Another consideration at this stage was securing other access points. Here’s a short list of items you should add to your checklist:
- cPanel/host access
- FTP access
- Database access
Make sure that, for all of these access points, you create a unique username and a strong password.
Alter WordPress’ Database Prefix
One thing that I do on all my clients’ sites is modify the table prefix that WordPress uses by default. It’s the line that says “wp_” in the wp-config.php. I usually change it to some alpha numeric prefix unique to each of my clients. This makes it harder for the bad guys to access/alter data directly from the database.
Another common attack vector involves altering the wp-config.php file. So I make it a point to move this file to another directory. The config file can live one directory above the public facing directory. Normally the folder is called html, www, public or public_html. I move my wp-config.php file so they it’s at the same level as the site root. WordPress will look for it in the current directory first. If it doesn’t find it there, WordPress will go up one level in the directory structure and look for it there and so on until it hits the site’s root directory. Moving this file there will make it inaccessible to the public via the browser.
My last step involved checking my client’s site on a mobile device. For some reason on mobile devices my client’s site kept downloading casino applications. I immediately checked out the .htaccess file and sure enough it had been compromised. It probably happened because they were running an older, less secure version of WordPress for so long. Fixing it was a simple matter of creating a new .htaccess file and testing to make sure their mobile experience was no longer compromised.
Fortunately it didn’t take long for my client’s business to return back to normal. They also realized that they weren’t in a position to maintain WordPress security on their own. So they happily signed up for one of our ongoing maintenance packages to help keep their site secure. Things have been running smoothly ever since.

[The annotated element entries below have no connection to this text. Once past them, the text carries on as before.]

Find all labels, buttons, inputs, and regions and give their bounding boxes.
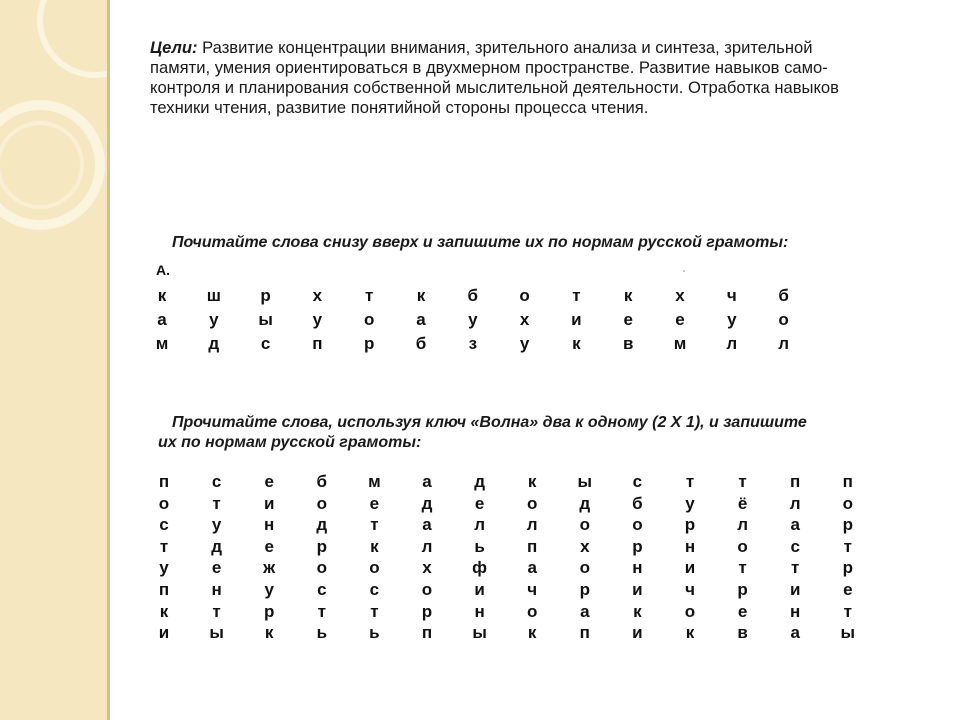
grid-letter: ч [685, 580, 695, 599]
grid-letter: к [370, 536, 379, 556]
grid-letter: р [842, 515, 853, 535]
grid-letter: а [790, 623, 800, 643]
grid-letter: п [312, 334, 323, 353]
grid-letter: в [737, 623, 748, 643]
grid-letter: ч [726, 286, 737, 305]
grid-letter: х [675, 286, 685, 305]
grid-letter: е [369, 493, 380, 513]
grid-letter: х [422, 558, 432, 578]
grid-letter: о [737, 536, 748, 556]
grid-letter: п [158, 472, 170, 491]
grid-letter: к [416, 286, 426, 305]
grid-letter: ф [472, 558, 488, 578]
grid-letter: д [211, 536, 222, 556]
grid-letter: у [468, 310, 478, 329]
grid-letter: п [421, 623, 433, 643]
grid-letter: б [415, 334, 427, 353]
grid-letter: р [579, 580, 590, 599]
grid-letter: с [317, 580, 327, 599]
grid-letter: л [778, 334, 789, 353]
grid-letter: ь [369, 623, 380, 643]
grid-letter: у [211, 515, 222, 535]
grid-letter: о [684, 601, 696, 621]
grid-letter: х [312, 286, 323, 305]
grid-letter: д [579, 493, 591, 513]
grid-letter: о [519, 286, 530, 305]
grid-letter: р [632, 536, 643, 556]
section-a-label: А. [156, 262, 170, 278]
grid-letter: и [571, 310, 582, 329]
goals-label: Цели: [150, 38, 198, 57]
grid-letter: р [260, 286, 271, 305]
grid-letter: н [474, 601, 485, 621]
grid-letter: л [737, 515, 748, 535]
grid-letter: в [622, 334, 634, 353]
grid-letter: л [726, 334, 738, 353]
grid-letter: у [519, 334, 530, 353]
grid-letter: з [468, 334, 478, 353]
grid-letter: о [316, 558, 327, 578]
grid-letter: е [675, 310, 685, 329]
grid-letter: л [474, 515, 485, 535]
grid-letter: с [790, 536, 800, 556]
grid-letter: п [842, 472, 853, 491]
grid-letter: и [474, 580, 485, 599]
grid-letter: т [317, 601, 326, 621]
section-a-instruction: Почитайте слова снизу вверх и запишите их по нормам русской грамоты: [172, 234, 789, 251]
grid-letter: б [632, 493, 643, 513]
grid-letter: у [264, 580, 274, 599]
goals-text-3: контроля и планирования собственной мыслительной деятельности. Отработка навыков [150, 78, 839, 97]
grid-letter: а [790, 515, 800, 535]
grid-letter: е [264, 536, 274, 556]
grid-letter: с [632, 472, 643, 491]
grid-letter: а [580, 601, 590, 621]
grid-letter: н [684, 536, 696, 556]
grid-letter: т [370, 601, 379, 621]
grid-letter: с [369, 580, 380, 599]
grid-letter: р [316, 536, 327, 556]
grid-letter: д [474, 472, 485, 491]
grid-letter: т [212, 601, 221, 621]
grid-letter: ш [206, 286, 221, 305]
grid-letter: о [526, 493, 538, 513]
grid-letter: т [843, 601, 852, 621]
grid-letter: т [843, 536, 852, 556]
grid-letter: т [572, 286, 581, 305]
grid-letter: к [157, 286, 167, 305]
grid-letter: и [632, 580, 643, 599]
grid-letter: е [474, 493, 485, 513]
grid-letter: и [263, 493, 275, 513]
grid-letter: о [778, 310, 789, 329]
grid-letter: т [365, 286, 374, 305]
grid-letter: о [842, 493, 853, 513]
grid-letter: с [260, 334, 271, 353]
grid-letter: и [158, 623, 170, 643]
grid-letter: к [572, 334, 581, 353]
section-b-instruction-line-2: их по нормам русской грамоты: [158, 434, 422, 451]
grid-letter: ы [577, 472, 593, 491]
grid-letter: к [159, 601, 169, 621]
grid-letter: о [579, 515, 590, 535]
goals-paragraph [150, 38, 940, 118]
grid-letter: м [673, 334, 687, 353]
grid-letter: к [264, 623, 274, 643]
grid-letter: н [264, 515, 275, 535]
grid-letter: м [368, 472, 381, 491]
grid-letter: и [789, 580, 801, 599]
grid-letter: с [159, 515, 169, 535]
grid-letter: т [159, 536, 169, 556]
grid-letter: ы [840, 623, 856, 643]
grid-letter: д [208, 334, 220, 353]
grid-letter: б [467, 286, 479, 305]
grid-letter: к [527, 623, 537, 643]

Take my advice, and don’t let this happen to your business. Put these WordPress security strategies into practice from the very beginning and avoid the mess. And if you don’t know how or don’t have the time, hire an expert to do it for you. Believe me, most of us that do this kind of work would prefer not to swing to the rescue like Batman after the bad guys have blown up Gotham. We prefer doing all the little things every day to make sure that the Joker never gets out of Arkham in the first place.